We had two weeks without much news about the UNC System’s Silent Sam shitstorm. It was nice.
And it had to end.
Eighty-eight UNC alumni filed an amicus brief with the Orange County Superior Court Wednesday, saying that the $2.5 million payout from the UNC System to the Sons of Confederate Veterans “seriously damages the reputation of the University, which should be committed to historical truth and opposed to modern-day white supremacy.”
Among the 88 were notable names in North Carolina history: state senator Valerie Foushee, former N.C. Supreme Court Chief Justice James Exum, designer Alexander Julian, North Carolina Environmental Defense Fund founder Steve Levitas, and former Olympic soccer player Carla Overbeck. The group also includes 14 UNC Black Pioneers, black students who were active in the civil rights movement on UNC-CH’s campus.
The brief says the SCV did not have standing to sue the university over Silent Sam since the Confederate monument “was always owned by the University”; the monument was donated to the university by the Daughters of the Confederacy in 1913.
That same day, the SCV filed its brief on the standing issue, arguing that it had received rights to the statue from the United Daughters of the Confederacy in exchange for the extra $74,999 the UNC System had given to the SCV.
You read that right: The UNC System gave the neo-Confederates money so that the neo-Confederates could sue the UNC System.

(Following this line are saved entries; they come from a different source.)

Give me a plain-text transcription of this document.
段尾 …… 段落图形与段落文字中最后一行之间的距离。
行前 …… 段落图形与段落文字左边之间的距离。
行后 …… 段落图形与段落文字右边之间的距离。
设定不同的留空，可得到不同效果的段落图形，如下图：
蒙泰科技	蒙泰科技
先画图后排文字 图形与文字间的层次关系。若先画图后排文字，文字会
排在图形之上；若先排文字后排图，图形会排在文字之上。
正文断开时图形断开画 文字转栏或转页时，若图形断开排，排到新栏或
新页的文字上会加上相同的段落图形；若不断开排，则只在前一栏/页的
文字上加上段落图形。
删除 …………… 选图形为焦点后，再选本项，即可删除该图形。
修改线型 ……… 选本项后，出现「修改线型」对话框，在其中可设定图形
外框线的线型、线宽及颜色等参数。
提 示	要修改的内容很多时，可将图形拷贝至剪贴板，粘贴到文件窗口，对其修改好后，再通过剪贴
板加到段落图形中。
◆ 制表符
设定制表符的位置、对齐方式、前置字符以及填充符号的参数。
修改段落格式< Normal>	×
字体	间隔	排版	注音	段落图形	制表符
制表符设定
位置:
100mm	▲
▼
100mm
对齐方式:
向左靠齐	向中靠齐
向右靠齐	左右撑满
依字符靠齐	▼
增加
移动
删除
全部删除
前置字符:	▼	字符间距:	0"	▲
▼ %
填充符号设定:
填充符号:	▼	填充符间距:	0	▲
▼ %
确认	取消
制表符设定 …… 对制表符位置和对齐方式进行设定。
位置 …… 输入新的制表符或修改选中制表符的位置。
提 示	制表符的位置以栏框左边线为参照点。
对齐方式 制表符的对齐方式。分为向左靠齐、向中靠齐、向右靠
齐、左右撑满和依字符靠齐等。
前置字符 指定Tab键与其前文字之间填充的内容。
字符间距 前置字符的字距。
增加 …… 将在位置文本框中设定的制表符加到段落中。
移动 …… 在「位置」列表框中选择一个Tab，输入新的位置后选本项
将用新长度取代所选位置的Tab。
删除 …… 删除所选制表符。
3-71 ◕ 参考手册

The $74,999 bonus payment came to light after news broke of the initial settlement, but the Board of Governors said it was to keep the SCV from protesting on UNC’s campus. However, the Daily Tar Heel reported Friday that this wasn’t exactly the case.
Boyd Sturges, the SCV’s attorney, confirmed that the money was used to pay UDC president Sara Powell for rights to the statue, though Sturges refused to show the DTH reporter legal documentation of the transfer.
And if that wasn’t enough, WBTV reported Tuesday that the judge in the initial settlement was texting the attorney for the Board of Governors about the case before it was filed.
They texted, called, met in Hillsborough, and even got together with Sturges a week before the suit was filed. Then, before the Board of Governors voted on the settlement—even though the suit wasn’t filed yet—they texted again. While this technically doesn’t violate the NC Code of Judicial Conduct, it doesn’t exactly scream “impartial judgment.”
The Orange County Superior Court will have a hearing on the SCV’s standing to sue the BOG on February 12. The next Board of Governors meeting is February 20–21.
Sounds like this shitstorm will continue to rain.